Teenage Boy has quickly settled into small town life. His growth in height is surpassed only by his growth as a human, and I am blessed to bear witness to the coming of age of a pretty cool dude.
Big Girl, now 6, has made new friends and wants to be a doctor when she grows up. But, you know, the real kind of doctor – the one that helps animals. She’s been known to sleep in her roller skates lately.
Little Girl, 4, is truly one of the most thoughtful souls I’ve ever known. She still talks about our old house and her old daycare and her best friends there – she takes a while to warm up to folks and is still working on establishing new roots here. We know she’ll get there. She is reading better every day.

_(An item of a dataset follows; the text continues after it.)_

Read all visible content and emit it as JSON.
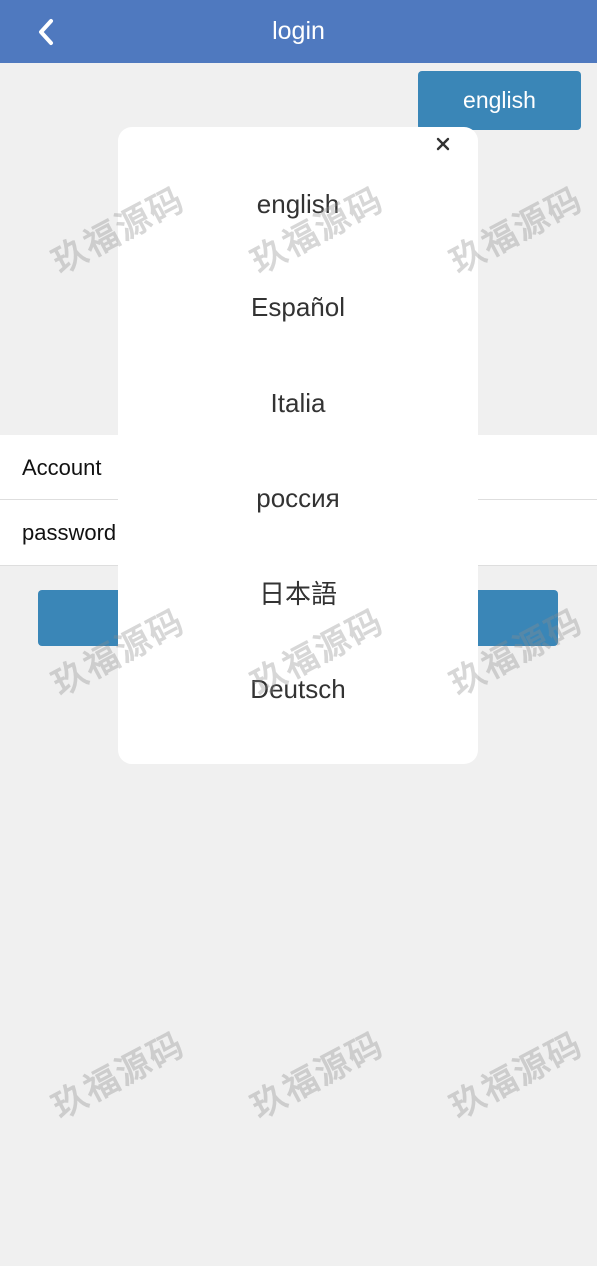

Ahh, sweet Baby Girl. 7 whole months old now, crawling and standing and even trying to walk (!). Baa Baa Baa, Maa Maa Maa, sweet potatoes, sleeping in a crib (ok, just for a few hours), and being carried around like the living dolly she is. I have 2 15 minute blocks built into my schedule for pumping and I get to nurse her every day for lunch – the days I can’t get away to see her at daycare Honey brings her to me at the office. This is the easiest time I’ve ever had pumping and nursing and also the first time we haven’t had to supplement. Amazing.
And my High School Sweetheart? Still enjoying stretching his wings and discovering what he wants to be when he grows up. He’s our command center these days. I love him dearly and can’t wait to see the rest of his story.
So, it’s out there. Joy, satisfaction, healing when you can, simply attending when you can’t, and all the glorious visits in between. Yes, primary care has its weaknesses. But so far, I’m still very much in love. It’s out there, folks. Go get it.